I’ll cop right here to being a mad Nick Hornby fan (his book High Fidelity became an awfully good John Cusack movie, and it’s possible it helped at least one forty-something writer make a life-altering decision about family and commitment).
And A Long Way Down was that rarest of multi-perspective books (one that made sense to the reader), and I regularly curse myself for not having read Juliet, Naked yet.
The new “The Talks” interview site talks to Hornby about writing and his work, where he makes a potent observation about confidence and writer’s block:
Do you sometimes feel pressure that your next book has to be better than the one you wrote before?
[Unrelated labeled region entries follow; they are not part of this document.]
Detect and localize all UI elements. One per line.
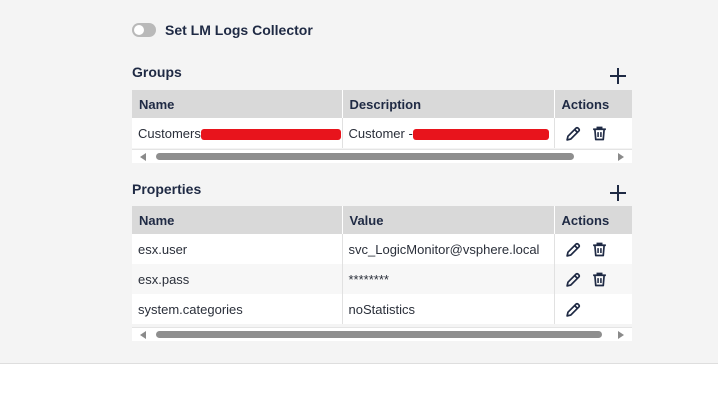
property-name: esx.user: [132, 234, 343, 264]
edit-pencil-icon[interactable]: [565, 241, 582, 258]
property-value: noStatistics: [342, 294, 555, 324]
group-actions-cell: [554, 118, 632, 148]
groups-table: Name Description Actions Customers Custo…: [132, 90, 632, 148]
group-description: Customer -: [348, 125, 413, 141]
table-header-row: Name Description Actions: [132, 90, 632, 118]
properties-table: Name Value Actions esx.user svc_LogicMon…: [132, 206, 632, 324]
redaction-mark: [200, 128, 341, 140]
column-header-actions: Actions: [554, 90, 632, 118]
add-group-plus-icon[interactable]: [609, 67, 627, 85]
scroll-thumb[interactable]: [156, 153, 574, 160]
property-actions-cell: [554, 234, 632, 264]
table-row: esx.pass ********: [132, 264, 632, 294]
table-row: system.categories noStatistics: [132, 294, 632, 324]
group-description-cell: Customer -: [342, 118, 555, 148]
redaction-mark: [412, 128, 549, 140]
edit-pencil-icon[interactable]: [565, 125, 582, 142]
group-name: Customers: [138, 125, 201, 141]
table-header-row: Name Value Actions: [132, 206, 632, 234]
edit-pencil-icon[interactable]: [565, 271, 582, 288]
groups-title: Groups: [132, 64, 182, 80]
scroll-right-arrow-icon[interactable]: [618, 153, 624, 161]
column-header-value[interactable]: Value: [342, 206, 555, 234]
property-name: esx.pass: [132, 264, 343, 294]
properties-title: Properties: [132, 181, 202, 197]
device-settings-panel: Set LM Logs Collector Groups Name Descri…: [0, 0, 718, 364]
table-row: esx.user svc_LogicMonitor@vsphere.local: [132, 234, 632, 264]
add-property-plus-icon[interactable]: [609, 184, 627, 202]
table-row: Customers Customer -: [132, 118, 632, 148]
delete-trash-icon[interactable]: [591, 241, 608, 258]
column-header-actions: Actions: [554, 206, 632, 234]
scroll-left-arrow-icon[interactable]: [140, 153, 146, 161]
scroll-thumb[interactable]: [156, 331, 602, 338]
property-actions-cell: [554, 264, 632, 294]
logs-collector-label: Set LM Logs Collector: [165, 22, 313, 38]
logs-collector-toggle[interactable]: [132, 23, 156, 37]
column-header-name[interactable]: Name: [132, 90, 343, 118]
property-value: svc_LogicMonitor@vsphere.local: [342, 234, 555, 264]
property-actions-cell: [554, 294, 632, 324]
properties-horizontal-scrollbar[interactable]: [132, 327, 632, 341]
property-name: system.categories: [132, 294, 343, 324]
delete-trash-icon[interactable]: [591, 271, 608, 288]
groups-horizontal-scrollbar[interactable]: [132, 149, 632, 163]
column-header-name[interactable]: Name: [132, 206, 343, 234]
property-value: ********: [342, 264, 555, 294]
scroll-right-arrow-icon[interactable]: [618, 331, 624, 339]
scroll-left-arrow-icon[interactable]: [140, 331, 146, 339]
column-header-description[interactable]: Description: [342, 90, 555, 118]
logs-collector-row: Set LM Logs Collector: [132, 22, 313, 38]
delete-trash-icon[interactable]: [591, 125, 608, 142]
edit-pencil-icon[interactable]: [565, 301, 582, 318]
group-name-cell: Customers: [132, 118, 343, 148]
I think that writer’s block is a matter of confidence. I think that the daily struggle of a writer is to keep up one’s confidence, because you lose a sense of perspective, especially if you’re working on a longer project where you cannot show anybody anything for quite some time. It’s only you telling yourself that maybe somebody will want to read this. I haven’t been “blocked” but I certainly understand how it happens and why it happens.
When starting a new copywriting project, I sometimes feel I’m competing with every other ad/blog post/email program extant, which is a good recipe for freezing yourself solid.
Not the best place to start.
Hornby is on my list of Five Writers I’d Really Like to Share a Beer With (that list is a work in progress), and while he might not make yours, you can probably still spare a minute to read the interview.